Rainfall across northern India is about 60% below the normal level for this point in the monsoon season, according to the Indian Meteorological Office.
Still, India's production of unhusked rice is expected to be down just 1.2% from last year's level of 159.4 million metric tons, according to Hiroyuki Konuma, a Bangkok-based assistant director general of the United Nations' Food and Agriculture Organization.
India became the world's largest rice exporter in 2012, when it surpassed Thailand. Despite the drought, India is expected to export 9.7 million tons of the grain this year, according to Darren Cooper, senior economist with the International Grains Council.
Rice traders say that while overall rice output is likely to be down slightly, output of higher-value basmati rice could exceed last year's levels as more farmers in the north plant less water-intensive basmati varieties. Favored by overseas buyers, basmati fetches higher prices, so total earnings from rice exports could even increase, exporters say.
In Punjab, farmer Ishwar Dayal says this year he has planted a basmati rice variety known as Pusa 1509 that grows faster and needs less water than other types.
"I am glad that I took the chance," says Mr. Dayal. "Groundwater levels in our village have plunged and monsoon rains have become increasingly unpredictable."
The new rice, and earlier drought-resistant basmati hybrid, Pusa 1121, have significantly improved farmers' yields and incomes, Mr. Dayal and his neighbors in this grain-bowl northern state say.
"I have expanded my land parcel, bought a new tractor and my daughter is preparing for a college education in management," says Mr. Dayal. "All this has been possible with my earnings from the new variety of rice."

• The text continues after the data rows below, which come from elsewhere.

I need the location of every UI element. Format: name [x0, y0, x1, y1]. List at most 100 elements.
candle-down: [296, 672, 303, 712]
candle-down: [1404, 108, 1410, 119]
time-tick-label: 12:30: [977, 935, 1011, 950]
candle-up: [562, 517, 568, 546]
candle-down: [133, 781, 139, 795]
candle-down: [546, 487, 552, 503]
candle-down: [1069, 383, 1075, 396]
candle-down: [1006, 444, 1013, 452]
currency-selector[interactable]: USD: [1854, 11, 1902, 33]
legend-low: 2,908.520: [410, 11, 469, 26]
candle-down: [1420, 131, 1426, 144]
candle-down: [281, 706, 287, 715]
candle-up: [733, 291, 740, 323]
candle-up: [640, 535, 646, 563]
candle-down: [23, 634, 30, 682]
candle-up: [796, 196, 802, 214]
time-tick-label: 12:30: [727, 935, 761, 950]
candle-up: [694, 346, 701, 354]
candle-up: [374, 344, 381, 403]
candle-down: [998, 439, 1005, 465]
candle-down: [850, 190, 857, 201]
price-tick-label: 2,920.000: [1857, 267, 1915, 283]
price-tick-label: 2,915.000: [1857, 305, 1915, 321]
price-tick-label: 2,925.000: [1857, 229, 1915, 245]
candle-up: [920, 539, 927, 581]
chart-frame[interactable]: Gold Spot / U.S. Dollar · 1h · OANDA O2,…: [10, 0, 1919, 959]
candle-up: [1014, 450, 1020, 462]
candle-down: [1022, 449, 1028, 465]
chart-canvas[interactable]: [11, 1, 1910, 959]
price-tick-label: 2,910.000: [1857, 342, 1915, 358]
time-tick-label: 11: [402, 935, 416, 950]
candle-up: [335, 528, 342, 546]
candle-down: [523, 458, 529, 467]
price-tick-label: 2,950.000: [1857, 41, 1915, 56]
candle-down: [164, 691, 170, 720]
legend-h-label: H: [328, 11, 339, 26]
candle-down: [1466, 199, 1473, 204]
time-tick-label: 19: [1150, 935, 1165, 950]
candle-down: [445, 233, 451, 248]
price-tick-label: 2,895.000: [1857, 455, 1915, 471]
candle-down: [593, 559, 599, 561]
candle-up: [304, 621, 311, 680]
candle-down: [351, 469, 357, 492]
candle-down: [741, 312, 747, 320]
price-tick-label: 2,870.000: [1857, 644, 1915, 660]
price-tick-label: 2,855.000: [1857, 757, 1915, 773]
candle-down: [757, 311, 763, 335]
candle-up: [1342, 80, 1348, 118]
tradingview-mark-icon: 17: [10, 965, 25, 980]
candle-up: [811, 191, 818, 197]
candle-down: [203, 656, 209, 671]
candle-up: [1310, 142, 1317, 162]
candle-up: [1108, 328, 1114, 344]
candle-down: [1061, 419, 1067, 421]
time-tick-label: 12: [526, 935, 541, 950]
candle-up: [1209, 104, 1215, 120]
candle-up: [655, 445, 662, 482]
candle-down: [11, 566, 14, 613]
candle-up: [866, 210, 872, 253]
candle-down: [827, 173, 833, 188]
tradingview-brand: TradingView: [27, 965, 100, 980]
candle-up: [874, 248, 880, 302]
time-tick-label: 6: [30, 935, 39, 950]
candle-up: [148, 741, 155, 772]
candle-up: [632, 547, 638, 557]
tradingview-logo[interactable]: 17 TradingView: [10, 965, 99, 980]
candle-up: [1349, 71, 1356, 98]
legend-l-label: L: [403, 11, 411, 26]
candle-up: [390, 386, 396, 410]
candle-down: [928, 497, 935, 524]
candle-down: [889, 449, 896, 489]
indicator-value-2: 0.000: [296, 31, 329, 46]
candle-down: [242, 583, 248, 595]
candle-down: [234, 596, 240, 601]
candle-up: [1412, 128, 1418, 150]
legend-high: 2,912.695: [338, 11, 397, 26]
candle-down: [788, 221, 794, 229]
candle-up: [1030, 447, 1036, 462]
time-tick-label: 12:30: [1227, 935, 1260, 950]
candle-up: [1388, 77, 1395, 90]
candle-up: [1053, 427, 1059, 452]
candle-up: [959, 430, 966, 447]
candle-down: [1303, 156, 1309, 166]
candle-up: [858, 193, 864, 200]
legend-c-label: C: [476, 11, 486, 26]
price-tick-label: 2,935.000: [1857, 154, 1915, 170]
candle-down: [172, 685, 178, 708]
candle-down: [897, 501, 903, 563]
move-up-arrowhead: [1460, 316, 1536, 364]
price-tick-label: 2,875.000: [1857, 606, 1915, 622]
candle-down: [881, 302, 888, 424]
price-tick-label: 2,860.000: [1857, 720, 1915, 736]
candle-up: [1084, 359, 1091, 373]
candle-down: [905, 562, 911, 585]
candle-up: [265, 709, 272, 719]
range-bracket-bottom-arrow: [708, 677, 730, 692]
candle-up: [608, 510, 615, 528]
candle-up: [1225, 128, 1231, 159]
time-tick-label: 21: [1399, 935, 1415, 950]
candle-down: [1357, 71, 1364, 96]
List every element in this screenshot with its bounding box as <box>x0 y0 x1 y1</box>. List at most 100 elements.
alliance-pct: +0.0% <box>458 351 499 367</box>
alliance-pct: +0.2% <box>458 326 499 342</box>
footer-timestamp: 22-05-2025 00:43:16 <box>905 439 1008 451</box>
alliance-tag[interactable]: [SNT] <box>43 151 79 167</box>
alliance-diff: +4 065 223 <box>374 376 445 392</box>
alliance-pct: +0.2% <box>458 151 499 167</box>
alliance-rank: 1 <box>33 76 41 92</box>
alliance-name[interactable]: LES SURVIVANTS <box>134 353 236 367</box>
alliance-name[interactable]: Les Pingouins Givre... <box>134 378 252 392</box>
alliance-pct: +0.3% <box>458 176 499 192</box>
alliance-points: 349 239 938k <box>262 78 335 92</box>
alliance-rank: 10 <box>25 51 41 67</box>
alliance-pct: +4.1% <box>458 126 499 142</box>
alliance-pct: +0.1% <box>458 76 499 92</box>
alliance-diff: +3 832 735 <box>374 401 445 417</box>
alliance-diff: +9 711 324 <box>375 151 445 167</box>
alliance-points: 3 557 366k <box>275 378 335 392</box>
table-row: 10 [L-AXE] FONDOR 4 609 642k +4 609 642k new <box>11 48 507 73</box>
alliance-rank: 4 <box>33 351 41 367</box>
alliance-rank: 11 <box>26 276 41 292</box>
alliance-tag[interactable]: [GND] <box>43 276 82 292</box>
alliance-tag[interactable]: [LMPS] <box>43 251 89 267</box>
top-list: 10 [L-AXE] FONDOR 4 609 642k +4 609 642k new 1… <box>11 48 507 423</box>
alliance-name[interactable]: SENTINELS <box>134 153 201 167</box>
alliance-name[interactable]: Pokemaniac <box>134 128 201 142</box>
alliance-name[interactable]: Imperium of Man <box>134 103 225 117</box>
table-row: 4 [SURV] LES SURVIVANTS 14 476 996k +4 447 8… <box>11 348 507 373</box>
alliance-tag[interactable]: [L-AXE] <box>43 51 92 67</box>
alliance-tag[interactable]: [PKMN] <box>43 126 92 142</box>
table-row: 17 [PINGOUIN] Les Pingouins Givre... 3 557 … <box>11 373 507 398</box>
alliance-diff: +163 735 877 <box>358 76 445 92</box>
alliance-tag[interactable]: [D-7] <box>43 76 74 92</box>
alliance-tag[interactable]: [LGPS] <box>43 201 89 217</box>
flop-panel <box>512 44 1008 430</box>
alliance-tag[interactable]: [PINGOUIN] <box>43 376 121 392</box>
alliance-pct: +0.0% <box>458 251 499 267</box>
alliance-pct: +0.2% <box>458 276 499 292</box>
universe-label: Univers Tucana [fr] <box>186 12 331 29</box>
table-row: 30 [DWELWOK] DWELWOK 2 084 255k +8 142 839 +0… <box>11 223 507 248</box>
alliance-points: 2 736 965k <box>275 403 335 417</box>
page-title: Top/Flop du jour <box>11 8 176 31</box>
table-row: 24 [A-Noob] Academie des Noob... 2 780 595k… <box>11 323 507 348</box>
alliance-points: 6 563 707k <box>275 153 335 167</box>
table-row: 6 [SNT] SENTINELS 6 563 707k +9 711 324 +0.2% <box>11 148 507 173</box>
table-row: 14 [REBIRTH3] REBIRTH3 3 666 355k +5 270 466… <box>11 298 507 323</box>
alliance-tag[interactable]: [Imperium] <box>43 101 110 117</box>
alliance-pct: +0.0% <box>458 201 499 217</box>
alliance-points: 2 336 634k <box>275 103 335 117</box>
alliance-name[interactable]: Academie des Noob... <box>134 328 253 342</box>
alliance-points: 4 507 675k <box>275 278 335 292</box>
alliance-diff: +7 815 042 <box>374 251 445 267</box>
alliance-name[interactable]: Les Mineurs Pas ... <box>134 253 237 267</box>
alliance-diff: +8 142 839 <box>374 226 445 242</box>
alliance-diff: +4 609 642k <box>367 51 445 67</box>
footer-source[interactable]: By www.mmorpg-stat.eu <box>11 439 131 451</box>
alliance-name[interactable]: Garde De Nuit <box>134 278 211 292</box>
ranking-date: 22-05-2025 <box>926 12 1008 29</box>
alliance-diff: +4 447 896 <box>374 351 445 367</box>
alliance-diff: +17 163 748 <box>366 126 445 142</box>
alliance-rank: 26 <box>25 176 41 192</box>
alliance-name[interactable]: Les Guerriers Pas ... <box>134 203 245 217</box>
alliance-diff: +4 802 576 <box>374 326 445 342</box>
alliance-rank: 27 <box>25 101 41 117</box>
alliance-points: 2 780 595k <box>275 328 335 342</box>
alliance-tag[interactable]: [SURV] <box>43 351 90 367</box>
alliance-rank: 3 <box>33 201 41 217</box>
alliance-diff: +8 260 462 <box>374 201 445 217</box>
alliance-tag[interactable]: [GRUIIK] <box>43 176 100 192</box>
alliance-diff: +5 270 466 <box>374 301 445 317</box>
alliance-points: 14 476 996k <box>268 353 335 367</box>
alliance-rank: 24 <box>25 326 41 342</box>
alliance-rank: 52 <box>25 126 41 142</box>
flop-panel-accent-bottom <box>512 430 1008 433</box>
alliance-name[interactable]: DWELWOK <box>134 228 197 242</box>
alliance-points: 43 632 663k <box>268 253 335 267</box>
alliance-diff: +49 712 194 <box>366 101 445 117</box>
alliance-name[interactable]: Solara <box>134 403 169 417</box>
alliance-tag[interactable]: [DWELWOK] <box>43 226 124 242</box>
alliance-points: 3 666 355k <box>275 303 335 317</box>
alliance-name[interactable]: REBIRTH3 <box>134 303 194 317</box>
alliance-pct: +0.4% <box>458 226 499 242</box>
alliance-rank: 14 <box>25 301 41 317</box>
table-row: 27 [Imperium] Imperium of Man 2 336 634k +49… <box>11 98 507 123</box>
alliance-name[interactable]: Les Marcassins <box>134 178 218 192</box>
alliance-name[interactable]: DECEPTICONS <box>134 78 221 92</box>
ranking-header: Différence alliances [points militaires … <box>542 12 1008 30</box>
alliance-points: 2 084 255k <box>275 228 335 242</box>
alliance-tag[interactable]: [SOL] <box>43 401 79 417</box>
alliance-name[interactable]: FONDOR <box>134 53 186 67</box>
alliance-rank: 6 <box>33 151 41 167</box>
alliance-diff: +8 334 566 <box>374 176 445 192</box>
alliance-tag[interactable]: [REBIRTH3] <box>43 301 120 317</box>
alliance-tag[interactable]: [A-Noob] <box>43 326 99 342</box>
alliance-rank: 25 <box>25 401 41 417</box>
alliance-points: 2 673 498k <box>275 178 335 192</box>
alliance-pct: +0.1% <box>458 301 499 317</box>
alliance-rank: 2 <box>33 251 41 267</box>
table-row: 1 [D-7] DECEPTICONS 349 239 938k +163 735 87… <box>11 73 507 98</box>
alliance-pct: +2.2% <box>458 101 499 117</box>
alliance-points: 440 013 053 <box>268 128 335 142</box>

His friend and neighbor Ram Mehar bought a new car with the profits. His license plate ends with the number 1121.
The two new rice varieties were developed by scientists at the New Delhi-headquartered Indian Agricultural Research Institute charged with coming up with plants that would be more resistant to drought. The new varieties have sharply increased yields, about 5 tons to 6 tons per hectare (2.5 acres) compared with 3 tons to 4 tons per hectare.
The Pusa 1121 hybrid, which was introduced to farmers in 2003, makes up about 75% of India's total basmati exports. Pusa 1509 was developed by crossing Pusa 1121 with a high-yielding non-basmati rice, said Ashok K. Singh, a rice project leader at IARI. Mr. Singh said 1509 takes just about 110 to 120 days to mature, compared with the 145 days needed by previous varieties, including 1121. "With drought-like conditions this year, we know what difference this variety will make," says Mr. Satpal
Pusa 1509 was released to farmers last year, and Mr. Singh and other experts expect that it will gradually replace 1121 as the most-planted type of basmati.
With the onset of the monsoon rains delayed by more than a month this year in his part of the northern state of Uttar Pradesh, Satpal, a farmer who goes by one name, drove on his tractor all the way to the neighboring state of Haryana to buy a sack of seeds for the 1509 rice variety.